No, la palabra, pues, no es el problema, sí que lo es en
cambio para nuestras mentes aquello que todos los seres humanos por una
necesidad compleja y universal parecen sentir, necesitar, buscar y anhelar y
que luego se quiere traducir a nuestro lenguaje y racionalidad. Y, entonces,
nos damos cuenta de que las palabras para esto no sirven, pues sólo son como
dedos o flechas queriendo señalar lo que cada cual subjetivamente y a su modo
entiende. Pero lo curioso y extraño al mismo tiempo es que todos parecen mirar
hacia “lo mismo”, como si existiese un magma de realidad inasible y magnética que
nos atrajese a todos, aunque luego cada cual vea algo distinto al que está a su
lado, como si lo intuido, vislumbrado o deseado tuviera la virtud de ser todo y
nada a la vez, al gusto y necesidad podríamos incluso decir de cada uno y a su
servicio.
Al final, uno se da cuenta, llega a la conclusión o
entiende que el problema verdadero que esta palabra encierra tiene su origen no
en aquello a lo que se quiere referir sino a las mentes que interpretan, pues
si la palabra existe es porque lo señalado es real, a pesar de que nadie sepa
lo que es porque sólo sea “visible e inteligible” para eso tan sutil como es el
“corazón” o sentir interior. Y es que, nuestras mentes, esclavas de su propio
desarrollo y forma de apropiarse de lo observado todo lo trastocan, rompen en
mil pedazos, lo estructuran y, por supuesto, lo deforman hasta ofrecernos
realidades paralelas que ya nada tienen que ver con la verdad original. Y esto
encierra un peligro muy grande, en la medida en que se puede llegar a formar
una idea que encumbrada por muchos termina siendo el ídolo al que adorar,
seguir, y en nombre del cual formar hasta religiones. Y esto sí que es grave,
puesto que llegados a un punto puede ser más importante lo construido que la
original chispa de comprensión, sentir y luz que un día se experimentó.

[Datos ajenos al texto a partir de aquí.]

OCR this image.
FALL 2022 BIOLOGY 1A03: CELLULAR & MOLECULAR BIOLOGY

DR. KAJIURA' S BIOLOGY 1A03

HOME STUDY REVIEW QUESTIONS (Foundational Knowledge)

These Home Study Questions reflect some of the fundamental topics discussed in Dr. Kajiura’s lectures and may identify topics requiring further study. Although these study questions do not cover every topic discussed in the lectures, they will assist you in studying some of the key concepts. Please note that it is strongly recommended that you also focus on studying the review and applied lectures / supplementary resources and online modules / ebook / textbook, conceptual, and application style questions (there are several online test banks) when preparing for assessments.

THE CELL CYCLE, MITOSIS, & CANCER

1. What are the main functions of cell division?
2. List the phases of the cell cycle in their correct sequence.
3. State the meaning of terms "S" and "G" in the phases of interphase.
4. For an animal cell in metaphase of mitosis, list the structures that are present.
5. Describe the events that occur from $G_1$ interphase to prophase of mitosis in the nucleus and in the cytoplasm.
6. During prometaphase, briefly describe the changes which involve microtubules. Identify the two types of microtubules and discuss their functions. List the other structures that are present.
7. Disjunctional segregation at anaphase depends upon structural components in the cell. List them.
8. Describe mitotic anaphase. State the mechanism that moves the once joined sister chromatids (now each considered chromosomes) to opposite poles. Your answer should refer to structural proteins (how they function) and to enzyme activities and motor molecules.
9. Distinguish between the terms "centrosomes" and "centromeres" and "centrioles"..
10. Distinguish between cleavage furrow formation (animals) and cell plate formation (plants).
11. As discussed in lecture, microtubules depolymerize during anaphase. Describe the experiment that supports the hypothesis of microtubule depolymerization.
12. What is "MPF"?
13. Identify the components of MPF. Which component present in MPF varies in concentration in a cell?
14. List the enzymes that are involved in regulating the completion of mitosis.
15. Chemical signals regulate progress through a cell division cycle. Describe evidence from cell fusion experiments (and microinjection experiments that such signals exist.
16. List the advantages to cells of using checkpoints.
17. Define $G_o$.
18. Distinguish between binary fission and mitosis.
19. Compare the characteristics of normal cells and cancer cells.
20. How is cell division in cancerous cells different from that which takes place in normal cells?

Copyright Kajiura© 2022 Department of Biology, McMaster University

De ese modo, la palabra “Dios” se puede haber quedado en
un invento más de los muchos que la humanidad crea como juego para distraerse o
para compensar sus angustiosas soledades, miedos y desesperanzas. Por eso es
por lo que uno de cuando en cuando prefiere pararse y mirar, mirar dentro de sí
para recobrar la frescura original y prístina, lo real que detrás de aquella
palabra se esconde y que en el fondo de todos nosotros late sin cesar.